Designing RC networks is not difficult when you understand how they work. These pages provide the tools for an electronics designer to understand what's going on in a network. They explain what RC networks do, how they work, what the equations mean, and how to design the right RC network for the job.
AC theory was never my favourite subject, and this is not a textbook. I don't mention poles and zeros or the frequency domain. This is more like a series of lectures for practical people who have electronic design problems to solve.

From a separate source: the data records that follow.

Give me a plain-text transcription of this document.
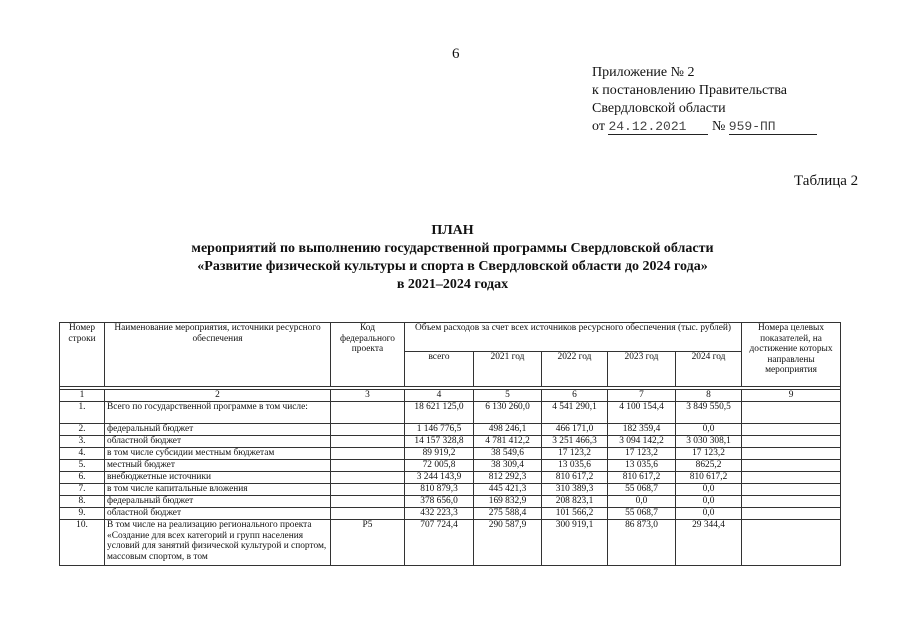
6
Приложение № 2
к постановлению Правительства
Свердловской области
от 24.12.2021 № 959-ПП
Таблица 2
ПЛАН
мероприятий по выполнению государственной программы Свердловской области
«Развитие физической культуры и спорта в Свердловской области до 2024 года»
в 2021–2024 годах
Номер строки	Наименование мероприятия, источники ресурсного обеспечения	Код федерального проекта	Объем расходов за счет всех источников ресурсного обеспечения (тыс. рублей)					Номера целевых показателей, на достижение которых направлены мероприятия
			всего	2021 год	2022 год	2023 год	2024 год	

1	2	3	4	5	6	7	8	9
1.	Всего по государственной программе в том числе:		18 621 125,0	6 130 260,0	4 541 290,1	4 100 154,4	3 849 550,5	
2.	федеральный бюджет		1 146 776,5	498 246,1	466 171,0	182 359,4	0,0	
3.	областной бюджет		14 157 328,8	4 781 412,2	3 251 466,3	3 094 142,2	3 030 308,1	
4.	в том числе субсидии местным бюджетам		89 919,2	38 549,6	17 123,2	17 123,2	17 123,2	
5.	местный бюджет		72 005,8	38 309,4	13 035,6	13 035,6	8625,2	
6.	внебюджетные источники		3 244 143,9	812 292,3	810 617,2	810 617,2	810 617,2	
7.	в том числе капитальные вложения		810 879,3	445 421,3	310 389,3	55 068,7	0,0	
8.	федеральный бюджет		378 656,0	169 832,9	208 823,1	0,0	0,0	
9.	областной бюджет		432 223,3	275 588,4	101 566,2	55 068,7	0,0	
10.	В том числе на реализацию регионального проекта «Создание для всех категорий и групп населения условий для занятий физической культурой и спортом, массовым спортом, в том	Р5	707 724,4	290 587,9	300 919,1	86 873,0	29 344,4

Energy, Phase and Impedance
Mainly about the basics - the differences between resistors and capacitors, phase shift, impedance, the value of (jω), and what RC networks are for.
R and C in series and parallel
The magnitude and phase response curves for the two simplest networks, and how they can easily be sketched as straight-line approximations.
Three components
How to design RC networks with two resistors and a capacitor, or two capacitors and a resistor, and how to see quickly what the shape of their response curves will be.
Second-order networks
The RC low pass filter. How to understand the meaning of a transfer function. The use of Q to describe shape. The bridged-tee notch filter, its limitations, and how to design a steep-sided notch filter.
Long ago, back at the dawn of time, when dinosaurs roamed the earth and ladies wore crinolines, I wrote a book on how to design RC networks. It was accepted for publication, but somehow (and I honestly can't remember why) it never actually got printed, though it did somehow get a listing on Amazon!
In the hope that some of the explanations might prove useful to young engineers struggling to understand the craft, I've re-written most of it, tidied it up, and added some better illustrations. More chapters will appear later, unless I get bored.